Dizem que envelhecer é amadurecer, mas será mesmo possível apagar totalmente os traços daquela criança mimada que mora dentro de cada um de nós? Olho pela janela e vejo adultos apressados, tão ocupados em cumprir obrigações; mas basta um pequeno contratempo para revelar, às vezes de forma desconcertante, aquele impulso de teimosia, de querer porque quer, como se nada mais importasse.
Carregamos conosco, escondidos sob a postura de responsabilidade, desejos quase infantis. É o querer ser notado, o desejo de ter sempre razão, a vontade de ganhar a última fatia do bolo da vida. E, por vezes, diante dos obstáculos, soltamos o velho choramingo, ainda que em silêncio, esperando que alguém venha nos consolar, como faziam nossos pais quando éramos pequenos.
Talvez o segredo não seja negar essa criança, mas aprender a conversar com ela: ouvir seus medos, entender suas carências e, acima de tudo, ensinar-lhe que o mundo não gira ao redor dos nossos caprichos. Crescer é reconhecer esse lado mimado, mas também saber colocá-lo no devido lugar. Afinal, todos temos nossas birras, nossos desejos inconfessáveis, mas é na convivência com eles que aprendemos a ser mais humanos.

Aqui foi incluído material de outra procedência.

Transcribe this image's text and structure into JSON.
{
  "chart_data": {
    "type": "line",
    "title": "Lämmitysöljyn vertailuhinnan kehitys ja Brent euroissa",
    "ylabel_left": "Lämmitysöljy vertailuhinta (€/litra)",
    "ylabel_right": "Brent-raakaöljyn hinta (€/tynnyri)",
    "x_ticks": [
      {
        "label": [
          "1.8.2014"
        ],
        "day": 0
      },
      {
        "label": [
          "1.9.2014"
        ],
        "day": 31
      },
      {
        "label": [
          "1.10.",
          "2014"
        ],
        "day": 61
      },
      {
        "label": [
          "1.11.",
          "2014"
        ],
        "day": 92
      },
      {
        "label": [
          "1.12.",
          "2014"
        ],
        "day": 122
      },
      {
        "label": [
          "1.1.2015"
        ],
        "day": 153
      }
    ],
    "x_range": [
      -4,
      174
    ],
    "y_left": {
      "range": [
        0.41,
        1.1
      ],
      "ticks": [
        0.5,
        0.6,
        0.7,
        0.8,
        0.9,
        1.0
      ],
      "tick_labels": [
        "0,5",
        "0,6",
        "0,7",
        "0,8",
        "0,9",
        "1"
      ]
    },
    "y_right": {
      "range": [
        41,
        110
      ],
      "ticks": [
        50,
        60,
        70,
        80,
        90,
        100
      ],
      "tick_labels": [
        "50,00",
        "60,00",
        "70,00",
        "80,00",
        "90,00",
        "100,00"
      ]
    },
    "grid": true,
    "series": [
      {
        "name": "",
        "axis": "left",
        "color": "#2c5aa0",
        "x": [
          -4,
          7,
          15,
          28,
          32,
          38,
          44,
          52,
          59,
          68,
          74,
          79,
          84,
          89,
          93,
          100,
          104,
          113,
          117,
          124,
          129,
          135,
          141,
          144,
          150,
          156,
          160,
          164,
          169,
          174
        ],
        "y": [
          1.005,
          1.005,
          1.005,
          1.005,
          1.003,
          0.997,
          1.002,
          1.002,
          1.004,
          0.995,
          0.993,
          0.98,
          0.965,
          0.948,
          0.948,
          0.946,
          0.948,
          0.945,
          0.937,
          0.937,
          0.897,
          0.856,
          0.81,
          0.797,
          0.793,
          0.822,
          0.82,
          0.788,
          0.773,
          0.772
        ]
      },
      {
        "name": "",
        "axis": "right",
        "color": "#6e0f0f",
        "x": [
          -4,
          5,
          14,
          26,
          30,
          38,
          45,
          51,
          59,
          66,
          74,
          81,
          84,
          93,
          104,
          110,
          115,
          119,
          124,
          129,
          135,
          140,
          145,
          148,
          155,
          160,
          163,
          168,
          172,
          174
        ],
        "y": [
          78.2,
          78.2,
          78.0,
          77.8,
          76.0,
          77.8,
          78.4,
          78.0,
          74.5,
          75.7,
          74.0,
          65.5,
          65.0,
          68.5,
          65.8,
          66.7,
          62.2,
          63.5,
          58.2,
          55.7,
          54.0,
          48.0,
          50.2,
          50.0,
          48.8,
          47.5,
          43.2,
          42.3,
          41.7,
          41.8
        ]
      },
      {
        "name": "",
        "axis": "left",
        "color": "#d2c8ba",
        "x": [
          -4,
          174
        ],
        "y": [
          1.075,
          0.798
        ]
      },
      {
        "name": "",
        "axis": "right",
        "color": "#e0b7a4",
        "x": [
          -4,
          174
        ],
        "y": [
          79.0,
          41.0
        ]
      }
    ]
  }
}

No entanto, é fundamental que busquemos nos conhecer cada vez mais profundamente. Amar essa criança mimada que habita em nós é um gesto de autocompaixão, mas é igualmente importante ajudá-la a crescer, amadurecer e evoluir. Se não fizermos esse movimento interno, dificilmente conseguiremos manter ao nosso lado um parceiro, uma companheira, alguém disposto a caminhar de mãos dadas conosco rumo a um futuro que, por sua natureza, é sempre incerto. Afinal, não vivemos para sempre no mesmo corpo; somos espíritos imortais em constante aprendizado e transformação.
No fim, a criança mimada que habita em nós não é motivo de vergonha, mas de compreensão. Ela nos lembra que, por trás das máscaras da maturidade, ainda existe um coração que deseja, sonha e, de vez em quando, bate o pé no chão, esperando que alguém lhe entregue o universo embrulhado para presente. Muitos psicólogos que trabalham com aconselhamento na área afetiva estimulam pessoas na faixa dos 70 anos a encontrar uma companhia que lhes toque o coração, pois o conceito de envelhecimento já mudou: hoje, aos 60 anos, não somos velhos; somos maduros e responsáveis por manter a jovialidade da alma, mesmo que o corpo exija paciência. Aprendemos, então, a valorizar cada passo que damos, cada noite bem dormida, cada passeio; enfim, continuamos a valorizar a vida.
E assim, queridos leitores, vamos envelhecendo felizes, em todas as terras de além-mar.
Elsa Rossi, escritora espírita radicada no Reino Unido, é presidente do Allan Kardec Study Group-Centre for Spiritist Teachings e da União das Sociedades Espíritas Britânicas – BUSS.